Un peu d’histoire……La halle de verre futuriste rappelle peu les hangars et la piste sommaire qui voient atterrir le Mystère 20, ce 10 mai 1969. Il est 10 h 30. Le comité d’accueil est restreint. « S’il y a foule, il est capable de redécoller « , avait prévenu l’ambassade. « Welcome home ! » risque la délégation – car notre homme a un point commun avec le célèbre brasseur Guinness : il a des ancêtres chez les McCartan, un clan du sud de Belfast.Ce visiteur flanqué de son épouse, c’est de Gaulle. Il n’est pas en mission officielle, et pour cause : à la suite d’un référendum défavorable, il vient de démissionner. C’est sur la terre des ancêtres qu’il compte lécher ses plaies.

Entre deux messes, Charles et Yvonne font leurs 4 à 6 km de promenade quotidienne, détaillant ce décor de genêts et de murets croulants, de ponts de pierre griffés par les ronces. Si, comme eux, on prise la botanique, on est à son affaire sur cette côte qui, à toutes les nuances du vert, ajoute les pointes vives des rhododendrons, des arbouses, ou l’éclat rarissime d’un lis blanc du Kerry. Magnolias, palmiers, fuchsias : les chaleurs du Gulf Stream éveillent les luxuriances exotiques.

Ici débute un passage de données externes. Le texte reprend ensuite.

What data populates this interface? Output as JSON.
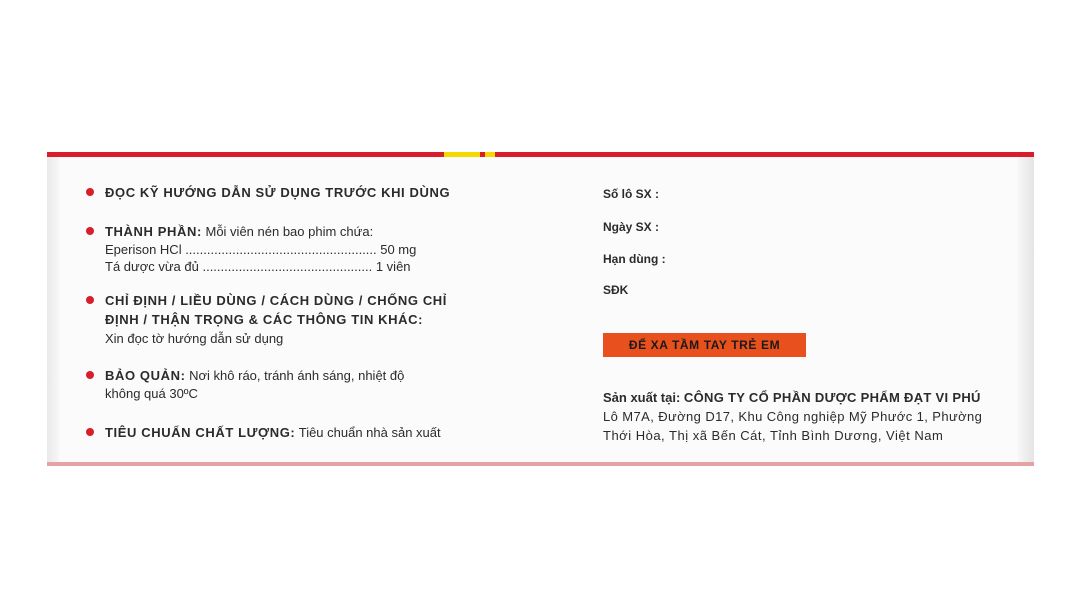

Au volant de sa Mini Morris, Flohic, l’aide de camp, reconnaît à l’avance les itinéraires, calculant toujours une issue si un photographe venait à surgir. Malgré ces précautions, des reporters locaux, Joan et Padraig Kennelly, feront la « couve » de « Match », avec le couple à genoux à la messe de Sneem et, célèbre entre tous, le géant blessé arpentant la grève venteuse de Derrynane, trop grand dans son pardessus.Une fois de Gaulle « dans la boîte », la presse passe à autre chose. C’est sans encombre que le vieux soldat visite les curiosités incontournables du comté; la rude enceinte ronde du fort celtique de Staigue, la demeure lambrissée de Daniel O’Connell, à Derrynane, justement. Sur ce pionnier de l’indépendance du XIXe, le Grand Charles en sait autant que le prof dublinois venu lui faire visiter : dès l’enfance, il a lu et relu sa bio, « Le Libérateur de l’Irlande « , dont l’auteur n’était autre que… grand-mère de Gaulle !La gifle à Robert Mitchum

De village en bourgade, on poursuit sur le fameux anneau : le front de mer à Waterville, la lande à Portmagee donnant sur l’île sauvage de Valentia, Glenbeigh, dérapée au pied de sa montagne trop lisse. Les de Gaulle déménageront dans l’ancienne laiterie du manoir de Kenmare, chassant grossièrement Robert Mitchum et David Lean en plein tournage de « La Fille de Ryan « . De là, ils arpenteront les lacs à cygnes de Killarney, leurs châteaux, leurs futaies rescapées de la manie gaélique du défrichement. Mais auparavant, le 3 juin, le couple a fait une incursion au nord, vers une autre péninsule, la terre brûlée du Connemara.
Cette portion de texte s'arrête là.